Originally Posted by Ralf
Als Beispiel nenne ich nur Röslers Kopfpauschale im Gesundheitssystem, die in ihrer ursprünglich geplanten Form (das ist wichtig, denn die inzwischen diskutierte Version ist in der Tat wenig sinnvoll!) ein echter Gewinn gewesen wäre. Ich bin mir sicher, daß auch in diesem Forum so ziemlich jeder beim Begriff "Kopfpauschale" mindestens gedanklich aufjault und "sozial ungerecht!" schreit und auf den von Politikern und uninformierten Medien geprägten Satz vom Bankdirektor und der Putzfrau, die dann das gleiche zahlen müßten, kommt. Nur ist das eben absoluter Quatsch. Übrigens schon deshalb, weil der Bankdirektor in aller Regel privat versichert sein wird und deshalb in Sachen Gesundheit momentan ÜBERHAUPT NICHTS zur Solidargemeinschaft beiträgt, während er das nach Röslers ursprünglichen Plänen über eine höhere Einkommenssteuer tun müßte. Weitere Gründe kann jeder in der entsprechenden Fachliteratur nachlesen. Aber wie gesagt, die momentane Version der Gesundheitsreform erscheint mir ähnlich effektiv wie die letzte von Ulla Schmidt (und die war katastrophal) ...

Ich jaule bei "Kopfpauschale" natürlich laut auf... weil es viel einfacher geht: (bezahlbare!) Bürgerversicherung für alle Bürger auf Einkommensbasis (und keine Fantasiesätze von 15%), Einführung der Versicherungspflicht in dieser Bürgerversicherung, optionale private Zusatzversicherung für Luxusdetails, Abschaffung bzw. Erhöhunh der Beitragsermessungsgrenze - fertig ist die sozial gerechte Krankenversicherung, die eine Mehrklassengesellschaft hinsichtlich des Gesundheitswesens verhindert.
Natürlich kann man eine Kopfpauschale einführen, die für sich genommen auf jeden Fall sozial ungerecht ist und manche Menschen sogar in die Armut stürzt. Diese Unwucht soll dann über Umwege an anderer Stell ausgeglichen werden (wie genau das auch immer gemacht wird, Sozialausgleich, andere Besteuerungen etc., ist mal egal) - aber was ändert das an der Situation? Das System bleibt genau gleich, mit dem Unterschied, daß einfach ein neuer Zusatzobolus geschaffen wird... und wenn in 10 Jahren die lieben Krankenversicherungen wieder über Probleme jammern, wird dann wohl eine weitere Idee geboren werden, wie die Versicherten einen weiteren Zusatzbetrag leisten müssen. Etc.

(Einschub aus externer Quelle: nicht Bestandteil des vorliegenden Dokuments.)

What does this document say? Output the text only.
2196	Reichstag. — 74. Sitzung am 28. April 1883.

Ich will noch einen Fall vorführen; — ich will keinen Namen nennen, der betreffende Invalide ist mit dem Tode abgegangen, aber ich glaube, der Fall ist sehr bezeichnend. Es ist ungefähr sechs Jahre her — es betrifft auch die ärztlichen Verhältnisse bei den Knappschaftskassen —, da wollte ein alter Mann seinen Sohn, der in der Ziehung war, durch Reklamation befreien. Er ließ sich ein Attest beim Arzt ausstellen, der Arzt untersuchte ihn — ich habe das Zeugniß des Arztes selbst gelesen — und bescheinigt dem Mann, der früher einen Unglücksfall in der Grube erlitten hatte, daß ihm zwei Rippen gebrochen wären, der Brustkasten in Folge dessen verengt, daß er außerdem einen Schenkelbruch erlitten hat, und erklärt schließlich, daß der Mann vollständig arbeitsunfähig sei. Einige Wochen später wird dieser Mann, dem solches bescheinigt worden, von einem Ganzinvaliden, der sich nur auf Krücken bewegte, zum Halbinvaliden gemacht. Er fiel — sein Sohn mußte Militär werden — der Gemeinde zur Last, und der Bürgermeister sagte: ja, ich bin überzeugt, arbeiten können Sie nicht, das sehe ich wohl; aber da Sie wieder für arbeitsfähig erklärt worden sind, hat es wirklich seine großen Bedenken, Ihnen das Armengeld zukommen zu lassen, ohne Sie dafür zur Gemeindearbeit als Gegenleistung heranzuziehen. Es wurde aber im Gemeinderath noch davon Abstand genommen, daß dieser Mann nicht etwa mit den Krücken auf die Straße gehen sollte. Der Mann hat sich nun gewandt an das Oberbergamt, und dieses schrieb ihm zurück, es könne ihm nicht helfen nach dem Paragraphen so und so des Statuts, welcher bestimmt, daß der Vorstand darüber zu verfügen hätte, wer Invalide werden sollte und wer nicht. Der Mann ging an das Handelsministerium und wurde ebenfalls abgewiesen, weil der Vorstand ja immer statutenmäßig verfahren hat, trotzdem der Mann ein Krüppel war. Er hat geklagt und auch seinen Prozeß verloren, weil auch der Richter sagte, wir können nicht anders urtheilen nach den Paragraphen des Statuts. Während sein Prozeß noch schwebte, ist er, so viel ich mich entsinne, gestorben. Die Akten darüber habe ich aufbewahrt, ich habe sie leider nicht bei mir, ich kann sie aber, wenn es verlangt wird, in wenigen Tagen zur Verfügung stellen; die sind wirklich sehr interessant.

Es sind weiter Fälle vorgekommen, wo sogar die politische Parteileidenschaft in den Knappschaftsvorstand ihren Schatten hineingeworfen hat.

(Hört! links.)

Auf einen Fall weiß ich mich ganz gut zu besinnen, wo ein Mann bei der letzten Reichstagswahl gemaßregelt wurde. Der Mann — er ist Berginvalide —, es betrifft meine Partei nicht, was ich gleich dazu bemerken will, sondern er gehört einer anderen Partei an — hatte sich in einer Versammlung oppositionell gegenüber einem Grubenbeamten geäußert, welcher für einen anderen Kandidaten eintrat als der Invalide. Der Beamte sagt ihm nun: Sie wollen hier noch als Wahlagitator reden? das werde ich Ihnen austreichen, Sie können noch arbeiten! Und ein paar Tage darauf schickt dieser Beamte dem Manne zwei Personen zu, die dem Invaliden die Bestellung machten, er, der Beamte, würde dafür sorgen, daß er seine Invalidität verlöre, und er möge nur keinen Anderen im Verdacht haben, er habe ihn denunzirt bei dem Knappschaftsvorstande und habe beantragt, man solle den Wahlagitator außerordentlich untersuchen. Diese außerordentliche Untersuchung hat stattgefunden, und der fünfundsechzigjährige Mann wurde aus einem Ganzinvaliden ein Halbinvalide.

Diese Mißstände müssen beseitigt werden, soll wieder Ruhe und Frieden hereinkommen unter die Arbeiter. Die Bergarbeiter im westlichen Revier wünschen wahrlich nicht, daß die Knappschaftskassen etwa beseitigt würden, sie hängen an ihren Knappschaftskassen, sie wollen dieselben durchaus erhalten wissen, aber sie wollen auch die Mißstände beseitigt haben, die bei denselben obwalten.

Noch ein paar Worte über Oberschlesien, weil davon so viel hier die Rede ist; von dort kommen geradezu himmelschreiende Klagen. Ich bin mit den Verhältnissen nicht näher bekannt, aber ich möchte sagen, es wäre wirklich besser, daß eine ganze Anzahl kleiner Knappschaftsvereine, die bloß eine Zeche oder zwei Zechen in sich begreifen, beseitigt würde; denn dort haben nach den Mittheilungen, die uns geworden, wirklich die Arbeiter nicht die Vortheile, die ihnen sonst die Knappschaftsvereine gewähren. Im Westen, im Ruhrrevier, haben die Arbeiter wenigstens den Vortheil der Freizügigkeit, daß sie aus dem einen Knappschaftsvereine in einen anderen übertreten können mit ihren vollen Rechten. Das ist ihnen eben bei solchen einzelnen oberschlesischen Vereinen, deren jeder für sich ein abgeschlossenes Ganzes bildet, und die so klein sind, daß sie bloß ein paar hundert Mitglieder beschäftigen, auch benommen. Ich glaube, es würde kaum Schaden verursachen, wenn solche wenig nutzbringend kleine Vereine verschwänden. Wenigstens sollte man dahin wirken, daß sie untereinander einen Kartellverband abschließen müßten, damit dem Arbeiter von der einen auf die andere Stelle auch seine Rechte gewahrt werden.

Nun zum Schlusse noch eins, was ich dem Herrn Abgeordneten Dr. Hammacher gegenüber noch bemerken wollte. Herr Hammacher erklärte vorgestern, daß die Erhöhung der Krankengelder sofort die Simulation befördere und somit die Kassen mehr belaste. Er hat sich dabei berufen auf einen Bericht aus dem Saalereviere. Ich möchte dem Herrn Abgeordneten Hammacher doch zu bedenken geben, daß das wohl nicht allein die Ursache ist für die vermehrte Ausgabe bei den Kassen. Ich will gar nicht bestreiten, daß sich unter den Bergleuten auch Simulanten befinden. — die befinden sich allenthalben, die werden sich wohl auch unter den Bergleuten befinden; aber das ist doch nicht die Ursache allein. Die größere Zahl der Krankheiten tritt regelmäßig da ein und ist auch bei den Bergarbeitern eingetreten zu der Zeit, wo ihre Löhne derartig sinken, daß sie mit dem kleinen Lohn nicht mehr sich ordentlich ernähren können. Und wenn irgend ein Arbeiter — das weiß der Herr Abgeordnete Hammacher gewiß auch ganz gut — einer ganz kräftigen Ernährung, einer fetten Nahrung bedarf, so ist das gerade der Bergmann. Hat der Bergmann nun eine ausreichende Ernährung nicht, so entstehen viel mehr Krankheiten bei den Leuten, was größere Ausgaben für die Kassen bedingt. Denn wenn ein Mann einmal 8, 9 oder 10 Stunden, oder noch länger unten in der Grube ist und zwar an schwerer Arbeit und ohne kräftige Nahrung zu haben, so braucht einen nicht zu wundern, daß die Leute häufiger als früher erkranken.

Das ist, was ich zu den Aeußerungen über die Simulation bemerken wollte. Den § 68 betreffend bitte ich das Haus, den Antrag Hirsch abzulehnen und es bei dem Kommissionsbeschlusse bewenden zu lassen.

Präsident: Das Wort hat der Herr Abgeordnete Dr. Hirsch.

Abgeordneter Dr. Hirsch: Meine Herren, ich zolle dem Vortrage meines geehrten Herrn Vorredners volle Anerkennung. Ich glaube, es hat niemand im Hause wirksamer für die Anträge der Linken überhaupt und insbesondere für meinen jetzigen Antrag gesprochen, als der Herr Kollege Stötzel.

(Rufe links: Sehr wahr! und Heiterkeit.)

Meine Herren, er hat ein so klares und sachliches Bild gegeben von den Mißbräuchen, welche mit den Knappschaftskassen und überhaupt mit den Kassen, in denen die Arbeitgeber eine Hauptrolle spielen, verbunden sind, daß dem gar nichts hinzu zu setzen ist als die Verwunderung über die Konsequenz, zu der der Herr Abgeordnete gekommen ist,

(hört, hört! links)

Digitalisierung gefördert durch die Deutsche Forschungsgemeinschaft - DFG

Daher finde ich die Idee der Bürgerversicherung, in der alle Menschen in Deutschland versichert sind, nicht nur finanziell gut. Auch ethisch fände ich das sehr empfehlenswert, denn es ist mittlerweile eine Schande, wie manche Ärzte mit gesetlich Versicherten umgehen und den Privaten auf der anderen Seite in den Arsch kriechen (und bevor das Neid-Argument kommt: Ich BIN privat versichert).

Mit dieser Umstellung auf die Bürgerversicherung müßte man sich natürlich auch eingehend mit der Pharma-Lobby beschäftigen. Ich kenne keine exakten Zahlen, aber das Einsparpotential in der Richtung dürfte auch nicht gering sein.


Dem anderen, was du sagst, mag ich nichts hinzufügen, denn du hast ja Recht. Auf der anderen Seite verdient die FDP jede Häme - meiner Meinung nach. Insb. Herr Westerwelle aber auch einige andere Figuren sorgen bewußt und unbewußt für ein öffentliches Bild ihrer Partei, das einfach nicht ernst genommen werden kann. Dann müssen sie sich aber auch nicht darüber beschweren, wenn jeder auf sie eindrischt. Und da sie mir bis auf wenige Ausnahmen gänzlich unsympathisch ist, macht es mir nicht das Geringste aus, wenn sie in der Öffentlichkeit entsprechend häufig einen auf den Deckel bekommt.


Nigel Powers: "There are only two things I can't stand in this world. People who are intolerant of other people's cultures... and the Dutch!"